Aku menguatkan diri, lalu aku menyerahkan uang enam ribu rupiah, “mi instan rebus empat, dan lilin juga empat,” kataku kepada Pak Sadi.
Tapi sebelum mengambil uang itu, tiba-tiba Pak Sadi menjawab sambil mengambil napas panjang, “Anakku yang malang, warung kami tidak menerima uang Kabupaten Malang untuk jual-belinya.”
Aku gemetar hebat, uang itu jatuh ke tanah, aku lekas-lekas memungutnya dan berlari secepat-cepatnya. Buku catatanku kugenggam erat-erat. Setelah sekitar lima belas hasta aku terjatuh karena tersandung batu. Aku berdiri, dapat kulihat lututku berdarah, namun aku berlari lagi untuk menjauh dari orang banyak. Dapat kudengar mereka tertawa di belakangku.

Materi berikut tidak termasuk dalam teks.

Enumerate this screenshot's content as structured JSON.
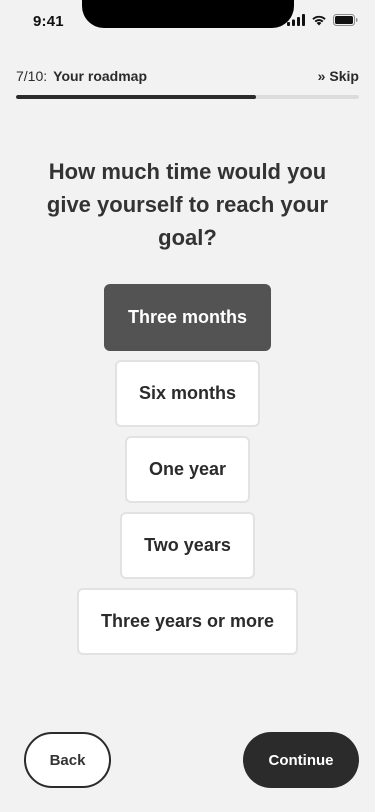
{
  "status_bar": {
    "time": "9:41",
    "icons": [
      "cellular-signal-icon",
      "wifi-icon",
      "battery-icon"
    ]
  },
  "header": {
    "step_counter": "7/10:",
    "title": "Your roadmap",
    "skip_icon": "»",
    "skip_label": "Skip",
    "progress_fraction": 0.7
  },
  "question": {
    "text": "How much time would you give yourself to reach your goal?"
  },
  "options": [
    {
      "label": "Three months",
      "selected": true
    },
    {
      "label": "Six months",
      "selected": false
    },
    {
      "label": "One year",
      "selected": false
    },
    {
      "label": "Two years",
      "selected": false
    },
    {
      "label": "Three years or more",
      "selected": false
    }
  ],
  "footer": {
    "back_label": "Back",
    "continue_label": "Continue"
  },
  "colors": {
    "background": "#f2f2f2",
    "text": "#2b2b2b",
    "selected_option": "#535353",
    "primary_button": "#2b2b2b",
    "progress_track": "#dcdcdc"
  }
}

Aku berhenti di tempat matahari dapat kulihat dengan jelas. Kubuka buku catatanku pada tulisan yang terakhir. Lalu aku bersajak:
walau matahari padam
rembulan tak menyinari malam
atau tak ada bintang menembus kelam
aku akan tetap tahu
Kau dan teduh damai-Mu
akan selalu menungguku
di suatu sudut waktu.
Aku hanya bisa bertahan dan berdoa
semoga saja
kami berhenti bertanya mengapa
sehingga kami
akan bertemu dengan inti kasih-Mu
saat semua luka
telah berlalu.
Matahari tetap bergejolak dengan pancaran sinarnya. Dan aku berkata dalam hatiku sambil berjalan pulang, bahwa aku tahu aku dan ibuku adalah orang-orang yang goyah jiwanya, tapi aku akan terus melewati malam dengan menyalakan lilin dan menulis puisi. Karena hanya itulah yang dapat kulakukan untuk melewati semuanya.
Lilin dan puisi dan Ibu adalah sahabat jiwaku untuk terus bertahan hidup menghadapi dunia ini.